How and why Linux daemons drop privileges
In this article we have a look at the privileges of Linux daemons and dropping privileges in particular. The samples provided are in C.
Why drop privileges?
Some daemons need root permissions to start. This happens for example when a daemon wants to bind to a low port (<1024). However running network based daemons with root permissions is considered to be a serious risk. In case of compromise of the process, an attacker has full access to the system. This is why software like nginx starts with a master process and forks non-privileged child processes. These child processes (or workers), run under the context of non-privileged account like www-data.
root 2034 1 0 Jun10 ? 00:00:00 nginx: master process /usr/sbin/nginx
www-data 2036 2034 0 Jun10 ? 00:00:35 nginx: worker process
www-data 2037 2034 0 Jun10 ? 00:00:36 nginx: worker process
www-data 2038 2034 0 Jun10 ? 00:00:33 nginx: worker process
www-data 2039 2034 0 Jun10 ? 00:00:37 nginx: worker process
How to drop privileges
First the program needs to check its current user ID. If it is zero, the equal of root, then it should drop both the user ID and group ID. This can be done with the setuid and setgid functions.
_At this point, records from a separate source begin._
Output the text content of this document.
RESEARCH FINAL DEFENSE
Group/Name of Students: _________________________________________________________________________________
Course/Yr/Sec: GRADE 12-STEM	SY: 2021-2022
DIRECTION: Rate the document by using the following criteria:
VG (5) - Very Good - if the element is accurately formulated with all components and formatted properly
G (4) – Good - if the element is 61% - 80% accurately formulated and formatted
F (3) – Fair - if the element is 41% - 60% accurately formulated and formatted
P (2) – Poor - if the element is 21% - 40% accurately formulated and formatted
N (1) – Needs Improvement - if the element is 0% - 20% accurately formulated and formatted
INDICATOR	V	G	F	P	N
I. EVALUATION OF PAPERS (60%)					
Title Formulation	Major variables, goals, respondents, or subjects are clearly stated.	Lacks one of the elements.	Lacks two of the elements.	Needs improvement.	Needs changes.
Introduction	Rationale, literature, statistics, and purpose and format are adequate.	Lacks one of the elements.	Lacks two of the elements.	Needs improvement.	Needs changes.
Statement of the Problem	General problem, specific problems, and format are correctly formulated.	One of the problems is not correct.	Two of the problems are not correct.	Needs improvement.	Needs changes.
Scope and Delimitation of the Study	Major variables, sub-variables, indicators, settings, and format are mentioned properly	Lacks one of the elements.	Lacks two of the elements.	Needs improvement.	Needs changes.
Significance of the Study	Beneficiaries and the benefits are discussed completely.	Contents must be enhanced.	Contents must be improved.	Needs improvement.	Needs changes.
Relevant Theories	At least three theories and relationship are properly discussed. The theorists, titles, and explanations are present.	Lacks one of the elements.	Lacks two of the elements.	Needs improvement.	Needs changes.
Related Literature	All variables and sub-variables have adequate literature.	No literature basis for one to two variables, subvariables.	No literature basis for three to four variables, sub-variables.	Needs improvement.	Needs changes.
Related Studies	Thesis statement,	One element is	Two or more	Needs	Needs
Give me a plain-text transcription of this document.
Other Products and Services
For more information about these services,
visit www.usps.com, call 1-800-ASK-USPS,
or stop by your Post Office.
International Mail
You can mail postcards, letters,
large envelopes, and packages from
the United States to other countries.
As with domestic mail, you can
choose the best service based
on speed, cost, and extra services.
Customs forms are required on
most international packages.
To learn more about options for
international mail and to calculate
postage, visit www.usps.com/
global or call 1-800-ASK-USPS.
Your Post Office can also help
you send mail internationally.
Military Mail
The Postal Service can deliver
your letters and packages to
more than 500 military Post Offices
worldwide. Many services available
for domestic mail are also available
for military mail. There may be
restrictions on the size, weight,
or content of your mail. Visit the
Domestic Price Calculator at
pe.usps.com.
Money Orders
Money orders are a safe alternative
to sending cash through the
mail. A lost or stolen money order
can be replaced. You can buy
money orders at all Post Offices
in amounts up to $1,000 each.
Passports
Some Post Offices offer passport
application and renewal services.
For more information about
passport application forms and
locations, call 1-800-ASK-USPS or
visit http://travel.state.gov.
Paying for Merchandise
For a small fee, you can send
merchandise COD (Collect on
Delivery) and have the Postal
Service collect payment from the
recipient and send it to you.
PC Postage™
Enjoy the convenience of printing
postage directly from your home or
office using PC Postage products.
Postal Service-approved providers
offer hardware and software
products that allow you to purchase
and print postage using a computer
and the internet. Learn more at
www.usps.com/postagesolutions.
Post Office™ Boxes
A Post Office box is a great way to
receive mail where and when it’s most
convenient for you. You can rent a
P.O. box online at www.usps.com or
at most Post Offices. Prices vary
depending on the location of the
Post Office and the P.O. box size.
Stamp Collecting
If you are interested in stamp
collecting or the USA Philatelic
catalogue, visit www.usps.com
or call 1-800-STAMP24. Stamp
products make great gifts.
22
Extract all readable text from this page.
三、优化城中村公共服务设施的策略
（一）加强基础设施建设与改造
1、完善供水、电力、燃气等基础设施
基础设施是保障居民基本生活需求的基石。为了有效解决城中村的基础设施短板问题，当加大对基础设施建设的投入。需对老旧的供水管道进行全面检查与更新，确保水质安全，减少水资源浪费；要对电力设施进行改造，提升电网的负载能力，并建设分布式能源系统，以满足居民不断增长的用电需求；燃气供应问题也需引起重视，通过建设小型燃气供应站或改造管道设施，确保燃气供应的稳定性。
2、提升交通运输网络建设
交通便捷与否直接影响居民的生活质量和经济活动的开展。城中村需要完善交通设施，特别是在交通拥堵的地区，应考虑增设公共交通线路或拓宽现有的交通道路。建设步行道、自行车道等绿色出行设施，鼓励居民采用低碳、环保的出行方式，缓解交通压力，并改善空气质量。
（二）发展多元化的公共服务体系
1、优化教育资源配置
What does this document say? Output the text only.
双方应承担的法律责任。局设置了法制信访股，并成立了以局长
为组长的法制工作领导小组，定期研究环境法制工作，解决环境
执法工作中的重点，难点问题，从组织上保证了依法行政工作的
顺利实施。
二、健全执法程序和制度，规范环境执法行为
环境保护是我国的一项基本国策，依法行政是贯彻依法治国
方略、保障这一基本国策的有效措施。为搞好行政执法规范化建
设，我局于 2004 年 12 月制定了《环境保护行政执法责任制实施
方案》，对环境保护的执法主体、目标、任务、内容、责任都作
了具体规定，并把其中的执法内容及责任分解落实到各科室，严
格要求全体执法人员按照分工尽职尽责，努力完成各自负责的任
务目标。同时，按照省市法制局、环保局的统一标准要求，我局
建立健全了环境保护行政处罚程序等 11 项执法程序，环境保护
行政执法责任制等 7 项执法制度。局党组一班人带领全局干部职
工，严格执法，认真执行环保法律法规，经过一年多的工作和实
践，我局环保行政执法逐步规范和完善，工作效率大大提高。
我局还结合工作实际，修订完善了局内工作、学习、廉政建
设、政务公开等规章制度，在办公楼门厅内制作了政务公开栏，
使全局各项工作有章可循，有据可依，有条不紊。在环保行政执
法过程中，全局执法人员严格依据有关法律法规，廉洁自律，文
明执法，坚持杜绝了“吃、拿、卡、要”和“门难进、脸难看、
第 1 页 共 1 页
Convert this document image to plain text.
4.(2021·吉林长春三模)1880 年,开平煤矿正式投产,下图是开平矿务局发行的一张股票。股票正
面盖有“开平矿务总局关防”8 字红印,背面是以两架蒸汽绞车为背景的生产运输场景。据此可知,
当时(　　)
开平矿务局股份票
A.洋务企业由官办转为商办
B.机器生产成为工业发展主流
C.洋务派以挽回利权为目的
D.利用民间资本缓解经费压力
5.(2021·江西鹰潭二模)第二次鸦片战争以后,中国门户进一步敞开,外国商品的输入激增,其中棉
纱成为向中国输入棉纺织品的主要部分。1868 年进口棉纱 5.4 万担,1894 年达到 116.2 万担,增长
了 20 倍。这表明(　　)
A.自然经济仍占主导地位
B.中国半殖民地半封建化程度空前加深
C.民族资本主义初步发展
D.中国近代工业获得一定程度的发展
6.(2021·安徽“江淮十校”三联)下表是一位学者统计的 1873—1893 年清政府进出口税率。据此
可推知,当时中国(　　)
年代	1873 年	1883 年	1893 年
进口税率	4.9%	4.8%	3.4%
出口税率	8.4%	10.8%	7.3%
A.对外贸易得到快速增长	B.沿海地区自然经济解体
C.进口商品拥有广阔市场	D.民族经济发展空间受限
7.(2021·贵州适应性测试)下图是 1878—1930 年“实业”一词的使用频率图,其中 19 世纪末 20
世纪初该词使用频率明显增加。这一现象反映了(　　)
if (getuid() == 0) { /* process is running as root, drop privileges */ if (setgid(groupid) != 0) fatal("setgid: Unable to drop group privileges: %s", strerror(errno)); if (setuid(userid) != 0) fatal("setuid: Unable to drop user privileges: %S", strerror(errno)); }
Once a process has switched to a non-privileged user, it should not be able to regain root permissions. This can be tested with the following snippet:
if (setuid(0) != -1)
fatal(“ERROR: setuid back to zero succeeded, quitting as this is a security risk”);
If it succeeds for what reason, the program should terminate.
Additional groups
The root account may also be part of supplementary groups, besides the usually root or wheel group. With the help of the function initgroups, any of the supplementary groups of the root user can be dropped. This way the process can’t access any data by accident.
Current work directory
When starting a process, the current work directory might still be something owned by the root user. For safety, the chdir function can be used to move to another safe work directory. Usually this will be the home directory or data directory.
Capabilities
Another way to provide only limited privileges to a binary, is giving them capabilities. This is implemented in the Linux kernel and splits all different “roles” the root user can have. Examples include this earlier mentioned binding to a low port, open network sockets or loading a kernel module. For daemons it is not wise to run fully under the root context, but you might want to use the capability to open up a port.
For more information about how capabilities work, see our Linux capabilities 101 post. There is also a Linux capabilities overview that shows all available capabilities and their purpose.
Conclusion
Safe programming takes a lot of effort, but helps not in introducing weaknesses into software, systems and our valuable data. After all it is this same data which needs to be protected, hence every effort is another useful step in achieving this important goal.